Ms Barron noted that the current pilots could not provide an immediate solution as the federation of practices was at a very embryonic stage and asking them to undertake any additional tasks could destabilise them. It was further commented that, any additional funding for primary care capacity had to be agreed through the NHS Finances and Investment Committee and this required evidence of strategic need.

 

The Chair noted that she still did not have a clear sense of where the problem was in Haringey following the last session when a number of residents and Councillors recounted their difficulties of getting an appointment. Ms Barron responded that the charts were provided to illustrate that there was not necessarily a correlation between a lack of capacity and an inability of residents to access services. Ms Price commented that this was not necessarily an issue of just GP numbers. Instead the issue was less straightforward and was more about; how these services were run, the quality of individual GPs or how practices organised themselves. Ms Herman commented that instead of this being a capacity issue it seemed that this was more about the capability of particular primary care providers.

 

Cllr Waters, the Cabinet Member for Children and Families asked Ms Hopkins to give the board an estimation of how long this process would take.  Ms Hopkins responded that for some of the issues around organisational practices and the re-development alterations, the next step would be to go back to the NHS England governing bodies to see how the projects could be taken forward. It was commented that a key consideration in taking any projects forward would be how they fitted into the strategic plan. It was commented that it would take at least 12 months to build a new building and 6 months to secure planning permission. A range of options would likely be required and that was why a short, medium and long term plan was being developed.

 

The Chair asked for clarification on what the timescales were for resolution if there were contractual issues. Ms Barron responded that a remedial route involved serving a notice and giving a timescale for improvement; a timescale of two months was suggested.  In the case of a breach notice the practice would be informed that they were in breach of contract and NHS England would continue to monitor the practice to ensure that this did not happen again.

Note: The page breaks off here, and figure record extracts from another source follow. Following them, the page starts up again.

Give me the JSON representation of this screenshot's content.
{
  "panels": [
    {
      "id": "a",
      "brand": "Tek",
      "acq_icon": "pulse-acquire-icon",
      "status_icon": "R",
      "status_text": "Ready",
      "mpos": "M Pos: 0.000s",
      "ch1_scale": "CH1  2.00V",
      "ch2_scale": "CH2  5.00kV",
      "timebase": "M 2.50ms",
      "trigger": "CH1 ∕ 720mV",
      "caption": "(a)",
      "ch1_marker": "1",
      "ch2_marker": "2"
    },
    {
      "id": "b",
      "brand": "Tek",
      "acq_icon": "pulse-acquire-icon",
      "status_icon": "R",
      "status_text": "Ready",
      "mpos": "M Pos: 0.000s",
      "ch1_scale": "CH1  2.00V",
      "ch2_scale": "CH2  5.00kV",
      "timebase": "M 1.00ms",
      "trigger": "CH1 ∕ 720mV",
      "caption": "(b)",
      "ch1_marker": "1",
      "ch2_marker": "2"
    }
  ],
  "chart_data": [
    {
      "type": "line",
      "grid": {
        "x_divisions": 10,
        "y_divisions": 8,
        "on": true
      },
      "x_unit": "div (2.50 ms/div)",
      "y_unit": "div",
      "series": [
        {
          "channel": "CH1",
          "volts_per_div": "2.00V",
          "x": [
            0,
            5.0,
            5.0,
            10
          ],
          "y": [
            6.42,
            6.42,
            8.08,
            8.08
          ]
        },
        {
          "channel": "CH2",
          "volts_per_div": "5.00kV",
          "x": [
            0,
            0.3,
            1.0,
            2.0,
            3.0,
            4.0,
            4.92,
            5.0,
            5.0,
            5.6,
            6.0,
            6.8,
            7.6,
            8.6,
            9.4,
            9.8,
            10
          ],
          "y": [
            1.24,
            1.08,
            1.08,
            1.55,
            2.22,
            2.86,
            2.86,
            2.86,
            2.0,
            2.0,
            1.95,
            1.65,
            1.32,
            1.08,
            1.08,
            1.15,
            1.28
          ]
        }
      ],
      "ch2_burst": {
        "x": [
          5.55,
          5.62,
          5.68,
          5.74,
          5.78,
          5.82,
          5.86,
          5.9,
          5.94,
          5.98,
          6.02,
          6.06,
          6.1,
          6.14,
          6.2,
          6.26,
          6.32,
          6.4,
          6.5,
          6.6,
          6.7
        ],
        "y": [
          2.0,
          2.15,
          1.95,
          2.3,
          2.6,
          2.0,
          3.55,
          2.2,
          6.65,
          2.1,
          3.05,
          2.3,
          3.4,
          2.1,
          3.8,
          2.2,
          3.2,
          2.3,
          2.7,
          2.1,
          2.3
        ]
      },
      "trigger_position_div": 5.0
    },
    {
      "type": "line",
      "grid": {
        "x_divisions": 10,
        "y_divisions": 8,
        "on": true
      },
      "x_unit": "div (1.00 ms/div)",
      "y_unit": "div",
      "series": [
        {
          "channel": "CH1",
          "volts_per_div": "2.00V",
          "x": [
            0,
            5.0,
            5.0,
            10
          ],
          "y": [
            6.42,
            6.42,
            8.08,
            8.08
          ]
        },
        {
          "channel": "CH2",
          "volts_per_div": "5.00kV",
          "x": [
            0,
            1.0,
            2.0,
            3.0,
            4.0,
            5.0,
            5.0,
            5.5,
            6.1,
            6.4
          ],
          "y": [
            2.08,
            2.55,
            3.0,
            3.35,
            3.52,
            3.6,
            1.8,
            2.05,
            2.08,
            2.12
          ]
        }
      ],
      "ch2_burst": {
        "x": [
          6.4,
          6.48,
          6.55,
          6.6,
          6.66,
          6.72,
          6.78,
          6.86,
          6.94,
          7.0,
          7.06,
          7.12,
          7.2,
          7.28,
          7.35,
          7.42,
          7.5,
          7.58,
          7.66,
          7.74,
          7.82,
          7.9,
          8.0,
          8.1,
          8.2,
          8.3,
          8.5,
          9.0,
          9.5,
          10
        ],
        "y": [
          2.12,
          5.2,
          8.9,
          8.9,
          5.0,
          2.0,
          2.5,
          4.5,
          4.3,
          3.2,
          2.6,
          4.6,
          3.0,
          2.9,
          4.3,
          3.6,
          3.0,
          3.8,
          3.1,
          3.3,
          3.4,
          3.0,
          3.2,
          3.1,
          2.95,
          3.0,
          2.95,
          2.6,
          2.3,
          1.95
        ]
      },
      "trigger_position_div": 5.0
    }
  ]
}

Both of these courses of action would ordinarily happen at the same time. 

 

Ms Grant expressed concern that the representatives from NHS England and the CCG were unable to give any assurances of remedying the situation in the short term. Ms Grant commented that Healthwatch had previously demonstrated that a severe lack of access to primary care existed around Tottenham Hale. It was also commented that the graph showing the GP FTE was based on averages and did not necessarily do much to help those people who were struggling to access GP services. Ms Barron commented that a key practice in the area was within the top quartile of GP FTE and the correlation wasn’t necessarily about lack of capacity and an inability of residents to access services.  Health inequalities existed in a number of areas of the borough not just around Tottenham Hale. In the short term NHS England’s role was around contract management.

 

Ms Herman commented that consideration should be given to providing solutions to the primary care shortage that do not necessarily involve providing new facilities i.e. ones that looked into other models of primary care provision.

 

Ms Etheridge thanked colleagues from NHS England, the CCG and North London Estate Partnerships for their levels of engagement in this process.

 

It was:

 

RESOLVED:

 

  1. That progress of the Primary Care Task And Finish Group, be noted;

 

  1. That the next steps given as part of the presentation be noted; and

 

  1. That an update on the progress of the Primary Care Task And Finish Group be brought back to the Health and Wellbeing Board on 24th March 2015.